The glucose concentration did not change from the 15th day because the cells died, and the oxygen partial pressure in the bioreactor was almost 0.

It is presumed that the dissolved oxygen in the medium in the bioreactor was consumed along with the cell growth, the oxygen was almost lost, and the cells were killed.

[Effects of the Invention] As described in detail above, according to the bioreactor of the present invention, a gas exchange membrane is arranged together with a medium supply membrane in the bioreactor, and the hydrophilicity-improved porosity is used as the medium supply membrane.

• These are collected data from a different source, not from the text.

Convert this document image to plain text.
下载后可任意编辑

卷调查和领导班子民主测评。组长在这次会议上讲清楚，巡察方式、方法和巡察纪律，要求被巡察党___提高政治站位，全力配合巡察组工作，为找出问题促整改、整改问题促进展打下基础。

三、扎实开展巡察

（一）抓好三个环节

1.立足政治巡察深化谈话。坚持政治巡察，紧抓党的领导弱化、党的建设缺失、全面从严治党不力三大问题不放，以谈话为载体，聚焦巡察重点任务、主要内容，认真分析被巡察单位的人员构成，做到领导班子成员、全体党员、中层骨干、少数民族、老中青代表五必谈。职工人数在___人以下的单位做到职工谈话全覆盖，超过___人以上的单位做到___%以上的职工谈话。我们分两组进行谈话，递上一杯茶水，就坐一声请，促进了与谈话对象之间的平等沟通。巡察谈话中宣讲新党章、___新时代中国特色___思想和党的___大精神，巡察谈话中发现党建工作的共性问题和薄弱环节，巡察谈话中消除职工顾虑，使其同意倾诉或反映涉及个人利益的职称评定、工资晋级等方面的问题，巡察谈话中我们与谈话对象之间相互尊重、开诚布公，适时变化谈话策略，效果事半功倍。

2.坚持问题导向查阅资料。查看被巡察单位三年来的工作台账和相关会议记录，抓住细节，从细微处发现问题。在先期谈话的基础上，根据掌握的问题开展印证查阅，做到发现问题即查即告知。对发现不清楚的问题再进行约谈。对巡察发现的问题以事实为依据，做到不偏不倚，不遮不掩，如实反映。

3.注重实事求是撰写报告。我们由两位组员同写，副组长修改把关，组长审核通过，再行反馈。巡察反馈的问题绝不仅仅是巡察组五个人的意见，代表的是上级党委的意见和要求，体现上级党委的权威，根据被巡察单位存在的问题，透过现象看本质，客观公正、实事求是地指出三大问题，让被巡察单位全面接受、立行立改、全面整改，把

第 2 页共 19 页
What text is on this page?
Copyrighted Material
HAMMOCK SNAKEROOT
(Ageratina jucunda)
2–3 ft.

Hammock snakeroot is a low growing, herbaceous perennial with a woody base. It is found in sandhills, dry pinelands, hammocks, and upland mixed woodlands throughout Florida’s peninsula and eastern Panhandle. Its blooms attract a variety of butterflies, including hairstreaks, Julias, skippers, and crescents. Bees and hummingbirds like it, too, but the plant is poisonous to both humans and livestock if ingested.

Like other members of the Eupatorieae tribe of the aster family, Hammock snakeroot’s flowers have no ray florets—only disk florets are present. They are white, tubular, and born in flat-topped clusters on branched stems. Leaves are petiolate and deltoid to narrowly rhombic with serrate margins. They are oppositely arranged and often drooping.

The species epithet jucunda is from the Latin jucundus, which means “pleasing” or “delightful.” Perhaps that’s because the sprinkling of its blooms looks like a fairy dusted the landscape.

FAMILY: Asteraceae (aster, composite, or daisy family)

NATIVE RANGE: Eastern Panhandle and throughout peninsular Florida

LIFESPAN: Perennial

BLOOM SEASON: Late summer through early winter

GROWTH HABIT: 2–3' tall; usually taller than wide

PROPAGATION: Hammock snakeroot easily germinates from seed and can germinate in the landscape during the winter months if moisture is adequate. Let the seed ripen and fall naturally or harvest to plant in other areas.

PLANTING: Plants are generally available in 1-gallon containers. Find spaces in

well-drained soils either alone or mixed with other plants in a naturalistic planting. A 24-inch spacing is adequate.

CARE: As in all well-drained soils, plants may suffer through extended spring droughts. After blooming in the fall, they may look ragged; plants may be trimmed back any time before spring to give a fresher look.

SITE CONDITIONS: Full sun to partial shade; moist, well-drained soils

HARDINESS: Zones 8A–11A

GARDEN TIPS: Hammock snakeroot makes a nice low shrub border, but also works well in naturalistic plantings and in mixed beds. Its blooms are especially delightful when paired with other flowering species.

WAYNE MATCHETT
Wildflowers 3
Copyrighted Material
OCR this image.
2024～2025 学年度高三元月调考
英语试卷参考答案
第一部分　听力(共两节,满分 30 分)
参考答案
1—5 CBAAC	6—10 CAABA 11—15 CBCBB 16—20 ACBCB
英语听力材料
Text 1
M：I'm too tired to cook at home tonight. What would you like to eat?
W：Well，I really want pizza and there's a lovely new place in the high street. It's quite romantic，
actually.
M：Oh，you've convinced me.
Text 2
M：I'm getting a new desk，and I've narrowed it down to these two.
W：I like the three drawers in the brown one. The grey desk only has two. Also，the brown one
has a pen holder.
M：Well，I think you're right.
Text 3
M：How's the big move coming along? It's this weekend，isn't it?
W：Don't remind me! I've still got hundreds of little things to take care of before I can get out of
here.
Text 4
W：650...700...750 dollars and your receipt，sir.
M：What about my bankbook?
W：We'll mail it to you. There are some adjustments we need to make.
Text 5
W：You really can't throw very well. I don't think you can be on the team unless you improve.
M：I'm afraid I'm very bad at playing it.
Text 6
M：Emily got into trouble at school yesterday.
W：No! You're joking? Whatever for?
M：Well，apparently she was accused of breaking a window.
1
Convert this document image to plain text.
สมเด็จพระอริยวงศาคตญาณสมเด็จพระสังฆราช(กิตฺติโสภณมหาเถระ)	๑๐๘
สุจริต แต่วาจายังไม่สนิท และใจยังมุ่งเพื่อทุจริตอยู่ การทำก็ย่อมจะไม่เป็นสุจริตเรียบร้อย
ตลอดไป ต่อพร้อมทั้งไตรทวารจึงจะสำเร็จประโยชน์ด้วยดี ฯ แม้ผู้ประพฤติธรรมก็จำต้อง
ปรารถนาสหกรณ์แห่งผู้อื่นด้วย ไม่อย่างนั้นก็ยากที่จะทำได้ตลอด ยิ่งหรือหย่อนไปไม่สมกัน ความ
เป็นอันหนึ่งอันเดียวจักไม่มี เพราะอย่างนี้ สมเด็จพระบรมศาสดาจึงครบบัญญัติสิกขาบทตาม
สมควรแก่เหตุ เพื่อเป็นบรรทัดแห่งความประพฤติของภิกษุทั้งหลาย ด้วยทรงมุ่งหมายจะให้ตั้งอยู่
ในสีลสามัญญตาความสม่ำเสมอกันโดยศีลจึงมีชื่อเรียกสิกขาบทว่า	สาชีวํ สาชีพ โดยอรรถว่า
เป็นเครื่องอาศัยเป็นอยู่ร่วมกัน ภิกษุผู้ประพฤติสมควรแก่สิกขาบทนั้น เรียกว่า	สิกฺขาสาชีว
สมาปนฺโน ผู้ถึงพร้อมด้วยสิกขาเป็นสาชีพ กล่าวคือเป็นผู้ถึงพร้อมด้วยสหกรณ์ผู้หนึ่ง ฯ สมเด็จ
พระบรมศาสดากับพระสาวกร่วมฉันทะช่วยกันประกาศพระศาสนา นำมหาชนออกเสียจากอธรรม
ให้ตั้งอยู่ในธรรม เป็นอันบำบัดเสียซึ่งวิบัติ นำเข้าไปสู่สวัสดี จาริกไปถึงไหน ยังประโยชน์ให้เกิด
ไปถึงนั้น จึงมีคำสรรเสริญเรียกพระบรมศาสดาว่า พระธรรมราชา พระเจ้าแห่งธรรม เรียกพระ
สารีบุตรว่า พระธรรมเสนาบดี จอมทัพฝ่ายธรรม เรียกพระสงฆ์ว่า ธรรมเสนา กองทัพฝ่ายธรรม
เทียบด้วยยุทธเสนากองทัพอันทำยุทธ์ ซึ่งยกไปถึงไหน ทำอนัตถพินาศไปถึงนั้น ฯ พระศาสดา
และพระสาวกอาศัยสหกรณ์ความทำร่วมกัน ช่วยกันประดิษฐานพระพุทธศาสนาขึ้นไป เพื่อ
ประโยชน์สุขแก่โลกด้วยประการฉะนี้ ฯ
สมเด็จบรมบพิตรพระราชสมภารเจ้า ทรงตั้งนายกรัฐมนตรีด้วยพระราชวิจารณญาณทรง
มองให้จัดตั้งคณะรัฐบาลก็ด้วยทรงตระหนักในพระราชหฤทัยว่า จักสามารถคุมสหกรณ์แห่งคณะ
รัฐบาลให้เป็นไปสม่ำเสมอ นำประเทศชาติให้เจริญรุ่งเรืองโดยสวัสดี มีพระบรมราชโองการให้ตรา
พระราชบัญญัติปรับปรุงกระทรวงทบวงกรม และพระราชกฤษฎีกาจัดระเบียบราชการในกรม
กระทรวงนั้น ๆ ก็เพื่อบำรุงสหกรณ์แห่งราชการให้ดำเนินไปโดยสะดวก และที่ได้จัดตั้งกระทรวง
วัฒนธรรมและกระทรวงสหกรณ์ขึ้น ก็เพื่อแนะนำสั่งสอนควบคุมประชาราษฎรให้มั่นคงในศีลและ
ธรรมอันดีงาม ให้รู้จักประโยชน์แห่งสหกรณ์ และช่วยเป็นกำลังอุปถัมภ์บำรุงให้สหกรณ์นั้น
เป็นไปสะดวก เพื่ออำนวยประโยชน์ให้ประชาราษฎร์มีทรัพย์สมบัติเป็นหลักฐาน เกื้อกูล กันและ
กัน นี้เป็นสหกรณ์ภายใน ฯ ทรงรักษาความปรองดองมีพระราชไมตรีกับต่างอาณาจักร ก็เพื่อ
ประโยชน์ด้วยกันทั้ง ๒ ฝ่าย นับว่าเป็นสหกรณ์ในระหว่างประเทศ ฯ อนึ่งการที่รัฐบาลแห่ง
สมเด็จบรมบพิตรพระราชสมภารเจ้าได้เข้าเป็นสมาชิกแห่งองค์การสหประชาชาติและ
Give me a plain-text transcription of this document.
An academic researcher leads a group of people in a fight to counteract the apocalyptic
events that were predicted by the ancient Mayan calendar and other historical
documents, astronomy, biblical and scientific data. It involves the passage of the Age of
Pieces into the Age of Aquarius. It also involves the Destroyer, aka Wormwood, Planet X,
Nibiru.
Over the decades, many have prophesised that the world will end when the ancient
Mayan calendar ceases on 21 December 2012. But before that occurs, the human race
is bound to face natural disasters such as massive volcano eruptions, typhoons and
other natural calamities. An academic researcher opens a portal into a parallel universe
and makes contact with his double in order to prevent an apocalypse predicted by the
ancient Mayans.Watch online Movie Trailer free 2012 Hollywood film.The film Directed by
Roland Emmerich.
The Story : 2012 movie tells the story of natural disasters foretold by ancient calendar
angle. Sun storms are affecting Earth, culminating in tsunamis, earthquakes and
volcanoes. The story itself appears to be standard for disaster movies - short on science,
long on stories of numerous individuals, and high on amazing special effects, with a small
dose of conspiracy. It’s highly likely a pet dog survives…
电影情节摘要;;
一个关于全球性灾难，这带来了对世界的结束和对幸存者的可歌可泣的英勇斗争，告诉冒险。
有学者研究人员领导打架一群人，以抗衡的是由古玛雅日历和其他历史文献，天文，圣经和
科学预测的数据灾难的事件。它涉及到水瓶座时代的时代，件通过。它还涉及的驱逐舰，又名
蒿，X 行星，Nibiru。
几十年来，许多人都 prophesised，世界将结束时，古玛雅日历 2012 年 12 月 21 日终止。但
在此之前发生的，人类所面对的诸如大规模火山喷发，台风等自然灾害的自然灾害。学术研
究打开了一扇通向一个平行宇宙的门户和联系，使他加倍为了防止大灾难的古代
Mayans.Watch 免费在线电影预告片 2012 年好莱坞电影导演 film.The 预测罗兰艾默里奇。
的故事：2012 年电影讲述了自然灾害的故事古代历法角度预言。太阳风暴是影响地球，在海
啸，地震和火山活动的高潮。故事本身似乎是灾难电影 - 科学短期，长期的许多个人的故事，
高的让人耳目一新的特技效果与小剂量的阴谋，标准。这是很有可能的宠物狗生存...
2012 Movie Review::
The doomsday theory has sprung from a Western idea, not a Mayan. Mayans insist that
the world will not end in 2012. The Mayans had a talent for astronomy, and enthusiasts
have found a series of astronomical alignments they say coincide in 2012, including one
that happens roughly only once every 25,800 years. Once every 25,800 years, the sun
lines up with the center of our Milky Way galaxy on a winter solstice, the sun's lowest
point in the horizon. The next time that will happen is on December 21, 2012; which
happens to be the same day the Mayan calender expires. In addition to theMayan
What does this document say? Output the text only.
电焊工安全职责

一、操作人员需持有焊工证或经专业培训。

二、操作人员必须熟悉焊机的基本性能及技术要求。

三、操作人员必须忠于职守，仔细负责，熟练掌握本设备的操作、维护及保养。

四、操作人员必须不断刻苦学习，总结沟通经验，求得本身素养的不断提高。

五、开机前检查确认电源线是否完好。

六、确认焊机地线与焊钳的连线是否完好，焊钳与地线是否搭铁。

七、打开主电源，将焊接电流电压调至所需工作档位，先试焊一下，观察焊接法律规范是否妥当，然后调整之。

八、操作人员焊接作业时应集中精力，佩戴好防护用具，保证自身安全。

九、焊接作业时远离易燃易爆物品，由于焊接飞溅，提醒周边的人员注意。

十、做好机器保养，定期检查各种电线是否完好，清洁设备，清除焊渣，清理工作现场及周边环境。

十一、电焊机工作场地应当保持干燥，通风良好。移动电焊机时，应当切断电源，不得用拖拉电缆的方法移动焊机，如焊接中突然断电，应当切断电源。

Since a hollow fiber membrane is used, O ₂ gas and gas for pH adjustment are sufficiently supplied to the medium and cells, cell growth and proliferation can be performed without any trouble, and it is also possible to cope with large-scale cell culture. , Has the advantage.

[Brief description of drawings]

FIG. 1 is a longitudinal sectional view showing an example of the structure of the bioreactor of the present invention, FIG. 2 is a schematic view showing a cell culture system using the bioreactor of the present invention, and FIG. 3 is a conventional bioreactor and gas. It is a schematic diagram showing a cell culture system using an exchanger. 7 ... Cylindrical container, 8 ... Medium supply membrane, 9 ... Gas exchange membrane, 10 ... Supporting member, 11 ... Partition wall, 12 ... Through hole,
13 ... pH sensor, 14 ... Bioreactor, 17
...... Gas exchanger, 18 ... DO sensor.

Claims (1)

[Claims] 1. A bioreactor in which a culture solution is supplied through a medium supply membrane and cells are grown on the medium supply membrane and in an outer space of the medium supply membrane, in the bioreactor together with the medium supply membrane, a gas. A bioreactor in which a replacement membrane is provided, and the medium supply membrane is a hydrophilic hollow fiber membrane.